Der Ausbildende hat dem Auszubildenden bei Beendigung des Ausbildungsverhältnisses ein Zeugnis auszustellen. Diese Verpflichtung ist sowohl in § 16 Satz 1 BBiG als auch in § 18 Satz 1 TVAöD enthalten. Beide Regelungen setzen keinen entsprechenden Antrag des Auszubildenden voraus. Vielmehr muss das Zeugnis auch erteilt werden, wenn der Auszubildende es nicht beantragt oder ausdrücklich darauf verzichtet.

Das Zeugnis muss nach § 16 Abs. 2 BBiG Angaben enthalten über Art, Dauer und Ziel der Berufsausbildung sowie über die beruflichen Fertigkeiten, Kenntnisse und Fähigkeiten des Auszubildenden.

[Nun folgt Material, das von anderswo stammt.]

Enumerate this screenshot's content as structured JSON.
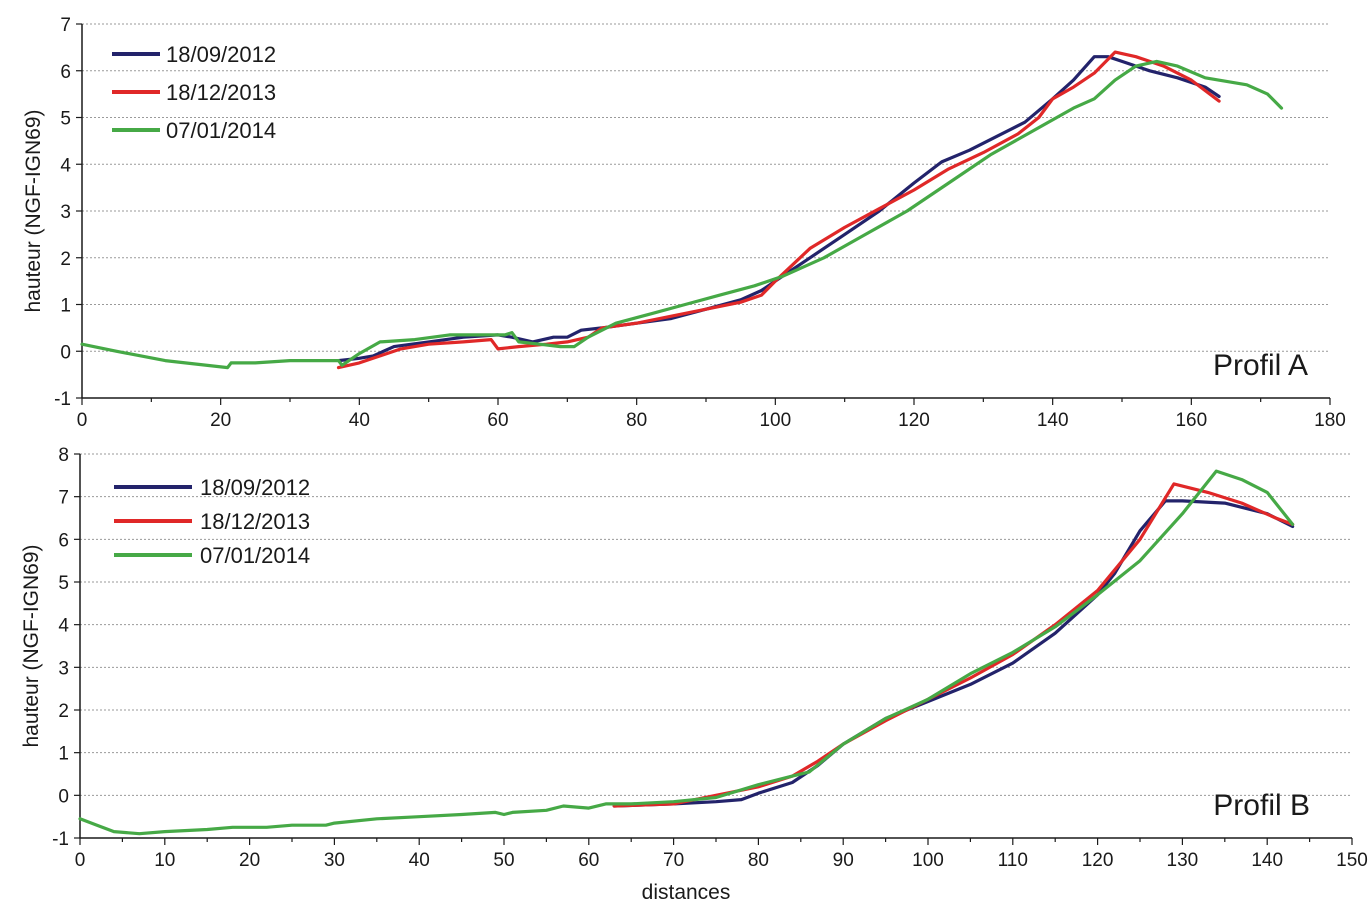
{
  "chart_data": [
    {
      "type": "line",
      "panel_label": "Profil A",
      "ylabel": "hauteur (NGF-IGN69)",
      "xlabel": "",
      "xlim": [
        0,
        180
      ],
      "ylim": [
        -1,
        7
      ],
      "xticks": [
        0,
        20,
        40,
        60,
        80,
        100,
        120,
        140,
        160,
        180
      ],
      "yticks": [
        -1,
        0,
        1,
        2,
        3,
        4,
        5,
        6,
        7
      ],
      "grid": "horizontal dotted",
      "legend_position": "top-left",
      "series": [
        {
          "name": "18/09/2012",
          "color": "#23236b",
          "x": [
            37,
            40,
            42,
            45,
            50,
            55,
            60,
            62,
            65,
            68,
            70,
            72,
            75,
            80,
            85,
            90,
            95,
            98,
            100,
            105,
            110,
            115,
            120,
            124,
            128,
            132,
            136,
            140,
            143,
            146,
            148,
            150,
            154,
            158,
            162,
            164
          ],
          "y": [
            -0.2,
            -0.15,
            -0.1,
            0.1,
            0.2,
            0.3,
            0.35,
            0.3,
            0.2,
            0.3,
            0.3,
            0.45,
            0.5,
            0.6,
            0.7,
            0.9,
            1.1,
            1.3,
            1.5,
            2.0,
            2.5,
            3.0,
            3.6,
            4.05,
            4.3,
            4.6,
            4.9,
            5.4,
            5.8,
            6.3,
            6.3,
            6.2,
            6.0,
            5.85,
            5.65,
            5.45
          ]
        },
        {
          "name": "18/12/2013",
          "color": "#e02828",
          "x": [
            37,
            40,
            43,
            46,
            50,
            55,
            59,
            60,
            63,
            67,
            70,
            73,
            75,
            80,
            85,
            90,
            95,
            98,
            100,
            105,
            110,
            115,
            120,
            125,
            130,
            135,
            138,
            140,
            143,
            146,
            149,
            152,
            156,
            160,
            164
          ],
          "y": [
            -0.35,
            -0.25,
            -0.1,
            0.05,
            0.15,
            0.2,
            0.25,
            0.05,
            0.1,
            0.15,
            0.2,
            0.3,
            0.5,
            0.6,
            0.75,
            0.9,
            1.05,
            1.2,
            1.5,
            2.2,
            2.65,
            3.05,
            3.45,
            3.9,
            4.25,
            4.65,
            5.0,
            5.4,
            5.65,
            5.95,
            6.4,
            6.3,
            6.1,
            5.8,
            5.35
          ]
        },
        {
          "name": "07/01/2014",
          "color": "#46a946",
          "x": [
            0,
            5,
            12,
            21,
            21.5,
            25,
            30,
            37,
            37.5,
            40,
            43,
            48,
            53,
            58,
            61,
            62,
            63,
            66,
            69,
            71,
            73,
            77,
            82,
            87,
            92,
            97,
            101,
            107,
            113,
            119,
            125,
            131,
            137,
            143,
            146,
            149,
            152,
            155,
            158,
            162,
            168,
            171,
            173
          ],
          "y": [
            0.15,
            0.0,
            -0.2,
            -0.35,
            -0.25,
            -0.25,
            -0.2,
            -0.2,
            -0.3,
            -0.05,
            0.2,
            0.25,
            0.35,
            0.35,
            0.35,
            0.4,
            0.2,
            0.15,
            0.1,
            0.1,
            0.3,
            0.6,
            0.8,
            1.0,
            1.2,
            1.4,
            1.6,
            2.0,
            2.5,
            3.0,
            3.6,
            4.2,
            4.7,
            5.2,
            5.4,
            5.8,
            6.1,
            6.2,
            6.1,
            5.85,
            5.7,
            5.5,
            5.2
          ]
        }
      ]
    },
    {
      "type": "line",
      "panel_label": "Profil B",
      "ylabel": "hauteur (NGF-IGN69)",
      "xlabel": "distances",
      "xlim": [
        0,
        150
      ],
      "ylim": [
        -1,
        8
      ],
      "xticks": [
        0,
        10,
        20,
        30,
        40,
        50,
        60,
        70,
        80,
        90,
        100,
        110,
        120,
        130,
        140,
        150
      ],
      "yticks": [
        -1,
        0,
        1,
        2,
        3,
        4,
        5,
        6,
        7,
        8
      ],
      "grid": "horizontal dotted",
      "legend_position": "top-left",
      "series": [
        {
          "name": "18/09/2012",
          "color": "#23236b",
          "x": [
            63,
            70,
            75,
            78,
            80,
            84,
            87,
            90,
            95,
            100,
            105,
            110,
            115,
            120,
            122,
            125,
            128,
            130,
            135,
            140,
            143
          ],
          "y": [
            -0.25,
            -0.2,
            -0.15,
            -0.1,
            0.05,
            0.3,
            0.7,
            1.2,
            1.8,
            2.2,
            2.6,
            3.1,
            3.8,
            4.7,
            5.2,
            6.2,
            6.9,
            6.9,
            6.85,
            6.6,
            6.3
          ]
        },
        {
          "name": "18/12/2013",
          "color": "#e02828",
          "x": [
            63,
            70,
            75,
            80,
            84,
            87,
            90,
            95,
            100,
            105,
            110,
            115,
            120,
            125,
            129,
            133,
            137,
            141,
            143
          ],
          "y": [
            -0.25,
            -0.2,
            0.0,
            0.2,
            0.45,
            0.8,
            1.2,
            1.75,
            2.25,
            2.75,
            3.3,
            4.0,
            4.8,
            6.0,
            7.3,
            7.1,
            6.85,
            6.5,
            6.35
          ]
        },
        {
          "name": "07/01/2014",
          "color": "#46a946",
          "x": [
            0,
            2,
            4,
            7,
            10,
            15,
            18,
            22,
            25,
            29,
            30,
            35,
            40,
            45,
            49,
            50,
            51,
            55,
            57,
            60,
            62,
            65,
            70,
            75,
            80,
            84,
            86,
            90,
            95,
            100,
            105,
            110,
            115,
            120,
            125,
            130,
            134,
            137,
            140,
            143
          ],
          "y": [
            -0.55,
            -0.7,
            -0.85,
            -0.9,
            -0.85,
            -0.8,
            -0.75,
            -0.75,
            -0.7,
            -0.7,
            -0.65,
            -0.55,
            -0.5,
            -0.45,
            -0.4,
            -0.45,
            -0.4,
            -0.35,
            -0.25,
            -0.3,
            -0.2,
            -0.2,
            -0.15,
            -0.05,
            0.25,
            0.45,
            0.55,
            1.2,
            1.8,
            2.25,
            2.85,
            3.35,
            3.95,
            4.7,
            5.5,
            6.6,
            7.6,
            7.4,
            7.1,
            6.35
          ]
        }
      ]
    }
  ]
}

Sofern durch den Auszubildenden gewünscht, sind auch Angaben über Verhalten und Leistung in das Zeugnis aufzunehmen (§ 16 Abs. 2 Satz 2 BBiG).

§ 18 Satz 2 TVAöD stellt demgegenüber noch auf die Regelung des § 8 Abs. 2 BBiG a. F. ab. Es handelt sich hierbei offensichtlich um ein Redaktionsversehen, da schon der bisherige § 25 Manteltarifvertrag für Auszubildende der gesetzlichen Regelung des § 8 BBiG a. F. entsprach. Insofern sind bei der Ausstellung des Zeugnisses die Vorgaben des § 16 Abs. 2 BBiG maßgebend, welche an die Begrifflichkeiten des § 1 Abs. 3 BBiG anknüpfen.

Hinsichtlich der Form des Zeugnisses bestehen keine Besonderheiten zu den übrigen Zeugnissen. Gem. § 17 Abs. 1 Satz 3 BBiG ist das Zeugnis vom Ausbildenden zu unterschreiben. Hat der Ausbildende die Berufsausbildung nicht selbst durchgeführt, so soll neben dem Ausbildenden auch der Ausbilder oder die Ausbilderin das Zeugnis unterschreiben (§ 16 Abs. 1 Satz 3 BBiG).